How to switch from other heart failure medications to Entresto?

This comprehensive guide will walk you through the process of transitioning from various heart failure medications to Entresto, a medication that has shown to improve outcomes in patients with heart failure with reduced ejection fraction. We will cover the reasons for switching, how to manage the transition safely, potential side effects, and monitoring during the process.

Understanding Heart Failure and Current Medications

Heart failure is a chronic condition where the heart is unable to pump adequately to meet the body's needs. It can lead to a variety of symptoms and impact the quality of life. Current medications for heart failure include ACE inhibitors, ARBs, beta-blockers, diuretics, and others that aim to manage symptoms and prevent hospitalizations. Entresto is a combination of sacubitril and valsartan. It has been shown to reduce the risk of cardiovascular death and hospitalization in heart failure patients compared to traditional therapies.

Reasons to Switch to Entresto

One primary reason to switch to Entresto is the growing evidence that it improves outcomes more effectively compared to traditional medications. Patients who remain symptomatic or have frequent hospitalizations may benefit significantly by switching to Entresto. Moreover, when patients experience side effects from ACE inhibitors or ARBs, Entresto may be a suitable alternative.

Pre-Switch Assessment

Before switching medications, conduct a thorough assessment of the patient's current health status, including blood pressure, renal function, and electrolyte levels. Review all current medications to assess potential drug interactions, especially with other medications the patient may be taking. Discuss with the patient the benefits and possible side effects of Entresto to ensure they are informed and consent to the switch.

Step-by-Step Guide to Switching to Entresto

Step 1: Gradual Reduction - Taper off the current heart failure medications. This process may vary depending on the medications being used. Step 2: Washout Period - If transitioning from an ACE inhibitor, a 36-hour washout period should be observed before starting Entresto to reduce the risk of angioedema. Step 3: Initiating Entresto - Start patients on Entresto at the recommended initiating dose based on their prior medication and renal function. Step 4: Patient Education - Educate the patient on how to take Entresto properly, such as the importance of adhering to prescribed dosing and recognizing possible side effects.

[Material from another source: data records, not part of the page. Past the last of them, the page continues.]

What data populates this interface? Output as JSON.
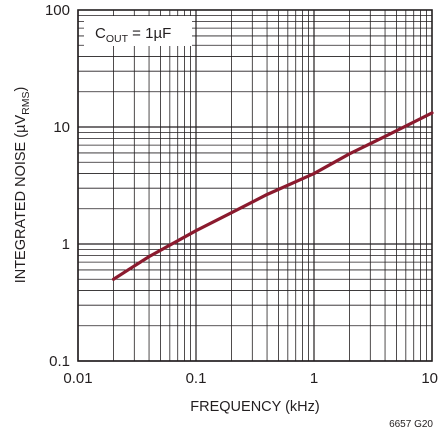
{
  "chart_data": {
    "type": "line",
    "xscale": "log",
    "yscale": "log",
    "xlim": [
      0.01,
      10
    ],
    "ylim": [
      0.1,
      100
    ],
    "grid": true,
    "xlabel": "FREQUENCY (kHz)",
    "ylabel_main": "INTEGRATED NOISE (µV",
    "ylabel_sub": "RMS",
    "ylabel_end": ")",
    "xticks": [
      {
        "value": 0.01,
        "label": "0.01"
      },
      {
        "value": 0.1,
        "label": "0.1"
      },
      {
        "value": 1,
        "label": "1"
      },
      {
        "value": 10,
        "label": "10"
      }
    ],
    "yticks": [
      {
        "value": 0.1,
        "label": "0.1"
      },
      {
        "value": 1,
        "label": "1"
      },
      {
        "value": 10,
        "label": "10"
      },
      {
        "value": 100,
        "label": "100"
      }
    ],
    "annotation": {
      "main": "C",
      "sub": "OUT",
      "rest": " = 1µF"
    },
    "figure_id": "6657 G20",
    "series": [
      {
        "color": "#8b1a2e",
        "x": [
          0.02,
          0.04,
          0.1,
          0.2,
          0.4,
          1,
          2,
          4,
          10
        ],
        "y": [
          0.5,
          0.78,
          1.3,
          1.85,
          2.65,
          4.0,
          5.9,
          8.3,
          13.2
        ]
      }
    ]
  }
}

Monitoring After Transition

Regularly monitor the patient's blood pressure, renal function, and electrolytes after switching to Entresto. This should occur within the first few weeks of starting therapy. Evaluate the patient's response to the medication, noting any symptomatic improvements or adverse reactions. Schedule follow-up appointments to adjust dosages if needed, based on how well the patient is tolerating Entresto.

Potential Side Effects and Management

Common side effects of Entresto include hypotension, hyperkalemia, and renal impairment. It is crucial to be aware of these and manage them appropriately. Educate patients on the signs of hypotension, such as dizziness or fainting, and advise them to seek help if they experience these symptoms. For patients experiencing hyperkalemia, consider dietary sodium and potassium restrictions and adjust dosage accordingly.

Long-Term Considerations

Long-term management of heart failure with Entresto includes periodic reassessment of heart function, overall health, and lifestyle modifications. Encourage adherence to recommended lifestyle changes, including dietary adjustments, exercise, and regular medical appointments. Consider cardiac rehabilitation referral for additional support in managing heart failure.